When I was first learning about Research Justice I was also inspired by the Young Women's Empowerment Project in Chicago, who produced a really great piece of research about their Bad Encounter Line. I'm not sure if the project still exists, but you can read about this research on their Media & Free Stuff page.

I have produced my own small-scale research projects using this concept, in particular No More Stitch-Ups, from 2014. My book is built on the idea that how knowledge is generated and owned is political, and that obesity discourse does not have to be the only way in which we might understand fat people.

Research Justice enables me to think of research as activism.

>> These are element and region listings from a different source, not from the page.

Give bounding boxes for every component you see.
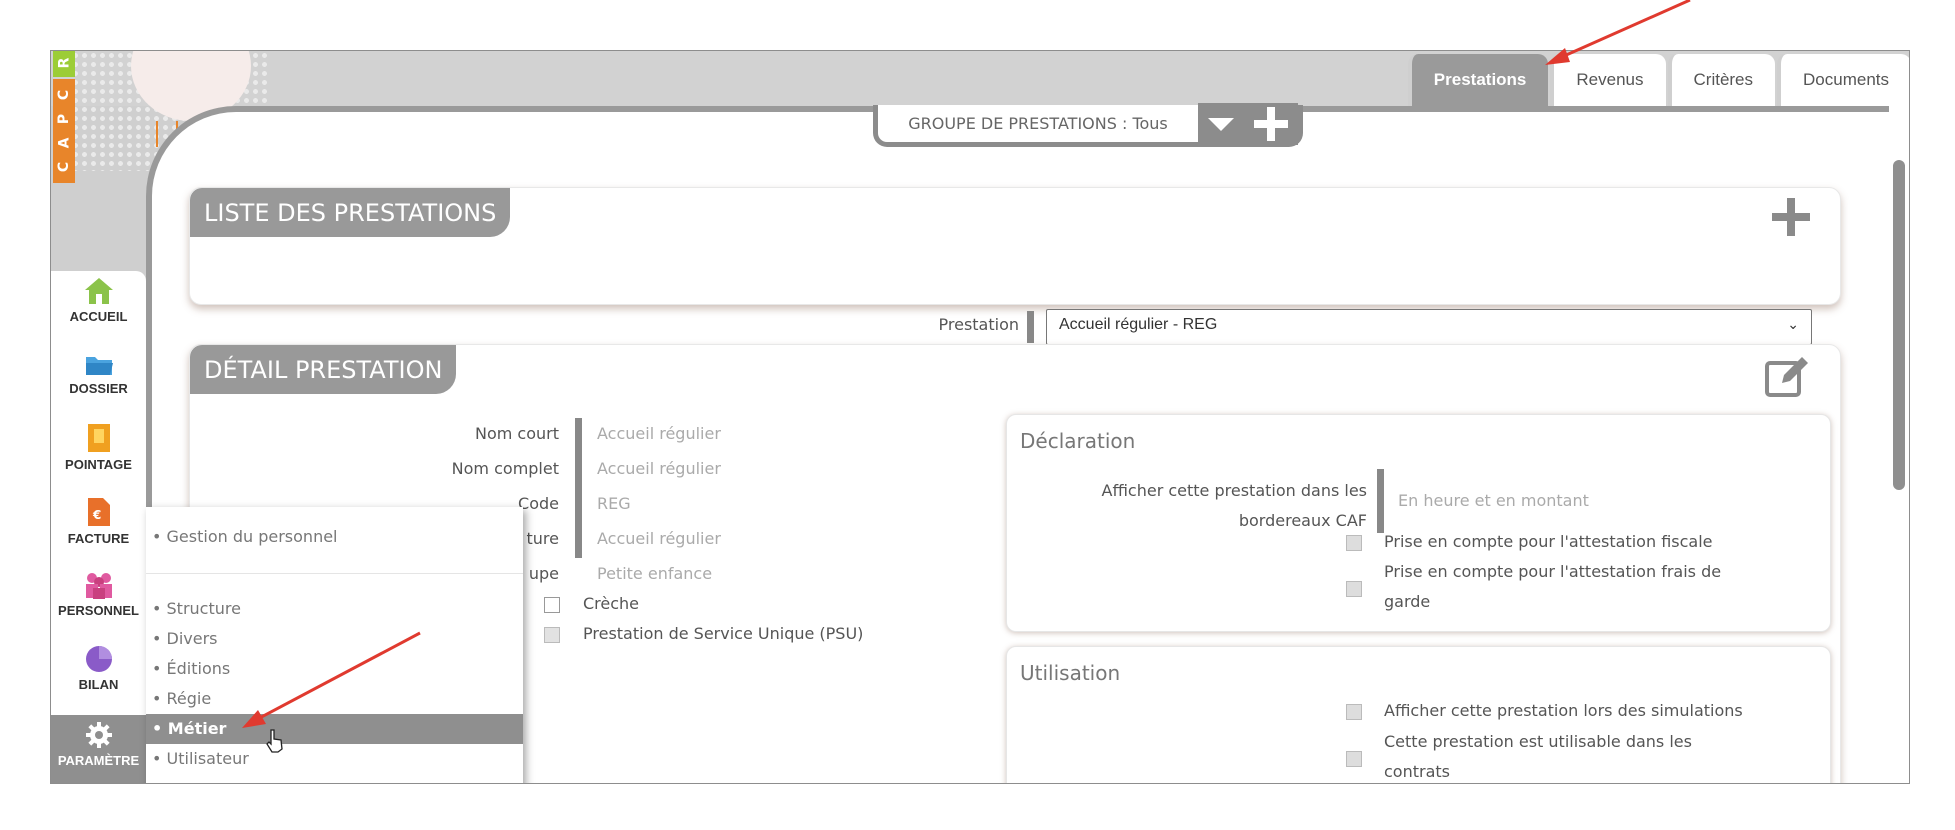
attestation-garde-label: Prise en compte pour l'attestation frais… — [1384, 557, 1721, 617]
menu-item-editions[interactable]: • Éditions — [146, 654, 523, 684]
invoice-icon: € — [87, 498, 110, 526]
chick-leg — [156, 121, 158, 147]
vertical-scrollbar[interactable] — [1889, 106, 1909, 783]
creche-checkbox[interactable] — [544, 597, 560, 613]
home-icon — [84, 278, 113, 304]
groupe-value: Petite enfance — [597, 564, 713, 583]
scrollbar-thumb[interactable] — [1893, 160, 1905, 490]
group-filter-label: GROUPE DE PRESTATIONS : Tous — [908, 114, 1168, 133]
top-bar: R C P A C Prestations Revenus Critères D… — [51, 51, 1909, 183]
sidebar-item-label: DOSSIER — [69, 381, 128, 396]
page: R C P A C Prestations Revenus Critères D… — [0, 0, 1955, 830]
detail-prestation-title: DÉTAIL PRESTATION — [190, 345, 457, 394]
brand-strip: C P A C — [53, 79, 75, 183]
bordereaux-label: Afficher cette prestation dans les borde… — [1051, 476, 1368, 536]
brand-letter: R — [56, 57, 72, 69]
sidebar-item-bilan[interactable]: BILAN — [51, 645, 146, 692]
chevron-down-icon[interactable] — [1208, 116, 1234, 132]
contrats-checkbox[interactable] — [1346, 751, 1362, 767]
folder-icon — [85, 357, 113, 375]
gear-icon — [85, 722, 112, 748]
tab-bar: Prestations Revenus Critères Documents — [1406, 51, 1909, 106]
bordereaux-label-line1: Afficher cette prestation dans les — [1101, 481, 1368, 500]
brand-letter: C — [56, 89, 72, 101]
creche-label: Crèche — [583, 594, 640, 613]
attestation-fiscale-label: Prise en compte pour l'attestation fisca… — [1384, 532, 1713, 551]
liste-prestations-title: LISTE DES PRESTATIONS — [190, 188, 511, 237]
hand-cursor-icon — [266, 729, 283, 753]
edit-icon[interactable] — [1764, 353, 1810, 399]
prestation-select-value: Accueil régulier - REG — [1059, 316, 1218, 333]
parametre-submenu: • Gestion du personnel • Structure • Div… — [146, 507, 523, 783]
nom-court-label: Nom court — [474, 424, 559, 443]
field-bar — [1027, 311, 1034, 343]
simulations-checkbox[interactable] — [1346, 704, 1362, 720]
sidebar-item-label: POINTAGE — [65, 457, 132, 472]
psu-label: Prestation de Service Unique (PSU) — [583, 624, 864, 643]
menu-item-utilisateur[interactable]: • Utilisateur — [146, 744, 523, 774]
nom-complet-label: Nom complet — [451, 459, 559, 478]
sidebar-item-label: ACCUEIL — [69, 309, 128, 324]
attestation-garde-line2: garde — [1384, 592, 1431, 611]
tab-criteres[interactable]: Critères — [1667, 54, 1776, 106]
attestation-fiscale-checkbox[interactable] — [1346, 535, 1362, 551]
attestation-garde-checkbox[interactable] — [1346, 581, 1362, 597]
menu-item-regie[interactable]: • Régie — [146, 684, 523, 714]
sidebar-item-personnel[interactable]: PERSONNEL — [51, 571, 146, 618]
menu-item-metier[interactable]: • Métier — [146, 714, 523, 744]
sidebar-item-accueil[interactable]: ACCUEIL — [51, 277, 146, 324]
chevron-down-icon: ⌄ — [1787, 316, 1799, 332]
group-filter-bar: GROUPE DE PRESTATIONS : Tous — [873, 102, 1303, 147]
psu-checkbox[interactable] — [544, 627, 560, 643]
bordereaux-label-line2: bordereaux CAF — [1238, 511, 1367, 530]
sidebar-item-label: PERSONNEL — [58, 603, 139, 618]
tab-revenus[interactable]: Revenus — [1550, 54, 1666, 106]
people-icon — [85, 573, 112, 599]
sidebar-item-dossier[interactable]: DOSSIER — [51, 351, 146, 396]
brand-letter: A — [56, 137, 72, 149]
nom-complet-value: Accueil régulier — [597, 459, 721, 478]
structure-value: Accueil régulier — [597, 529, 721, 548]
sidebar-item-label: BILAN — [78, 677, 119, 692]
sidebar-item-facture[interactable]: € FACTURE — [51, 497, 146, 546]
add-icon[interactable] — [1254, 106, 1288, 141]
sidebar-item-label: FACTURE — [67, 531, 130, 546]
simulations-label: Afficher cette prestation lors des simul… — [1384, 701, 1743, 720]
pie-chart-icon — [85, 646, 112, 672]
svg-text:€: € — [92, 508, 101, 522]
brand-letter: C — [56, 161, 72, 173]
menu-item-structure[interactable]: • Structure — [146, 594, 523, 624]
clock-card-icon — [87, 424, 110, 452]
declaration-title: Déclaration — [1020, 429, 1136, 453]
field-bar — [575, 418, 582, 558]
liste-prestations-card: LISTE DES PRESTATIONS — [189, 187, 1841, 305]
attestation-garde-line1: Prise en compte pour l'attestation frais… — [1384, 562, 1722, 581]
utilisation-title: Utilisation — [1020, 661, 1121, 685]
prestation-select[interactable]: Accueil régulier - REG ⌄ — [1046, 309, 1812, 345]
menu-divider — [146, 573, 523, 574]
app-window: R C P A C Prestations Revenus Critères D… — [50, 50, 1910, 784]
bordereaux-value: En heure et en montant — [1398, 491, 1589, 510]
menu-item-divers[interactable]: • Divers — [146, 624, 523, 654]
nom-court-value: Accueil régulier — [597, 424, 721, 443]
code-value: REG — [597, 494, 631, 513]
sidebar-item-label: PARAMÈTRE — [57, 753, 140, 768]
contrats-line1: Cette prestation est utilisable dans les — [1384, 732, 1692, 751]
sidebar: ACCUEIL DOSSIER POINTAGE € FACTURE PERSO… — [51, 271, 146, 783]
brand-letter: P — [55, 113, 72, 125]
prestation-label: Prestation — [938, 315, 1020, 334]
group-filter-buttons — [1198, 102, 1298, 145]
menu-item-gestion-personnel[interactable]: • Gestion du personnel — [146, 522, 523, 552]
tab-prestations[interactable]: Prestations — [1407, 54, 1549, 106]
add-prestation-icon[interactable] — [1772, 198, 1810, 236]
tab-documents[interactable]: Documents — [1777, 54, 1909, 106]
contrats-line2: contrats — [1384, 762, 1450, 781]
sidebar-item-pointage[interactable]: POINTAGE — [51, 423, 146, 472]
sidebar-item-parametre[interactable]: PARAMÈTRE — [51, 715, 146, 783]
field-bar — [1377, 469, 1384, 533]
brand-strip-green: R — [53, 51, 75, 77]
contrats-label: Cette prestation est utilisable dans les… — [1384, 727, 1692, 783]
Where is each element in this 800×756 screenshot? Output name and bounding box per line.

It would be amazing is fat people were to undertake their own research, and not only with university support or under the patronage of thin academics. What might we find if we pursued our own research agendas? I am particularly interested in DIY research, using low or no-cost resources to find things out that might benefit communities of people who don't otherwise get a look-in. I am interested in developing research skill-shares around this stuff. It is a myth that research has to be expensive, obscure and highly academic.

I also want to encourage people working in research institutions to consider Research Justice as a form of methodology. There are certainly overlaps with Participatory Action Research, but I think that Research Justice is more than a method, it is a theoretical orientation that can underpin all kinds of research and places a commitment to social justice at its heart.

In June I made a little graphic with some questions to consider when either looking at or designing research. I made the mind-map as a response to a series of performances and workshops in Bristol called Emergenc(i)es, which was about developing new responses to the crises of the times we are in. It was a prompt to think about how to survive and thrive in difficult times. Emergenc(i)es was affiliated to the AntiUniversity a really fantastic para-academic project in the UK. The graphic is not exhaustive, I expect to come back to it and fill in gaps as I go along, but I hope it gives some idea of the critical nature of Research Justice as I see it, and encourages people to think about how knowledge is created, perhaps to become knowledge producers themselves.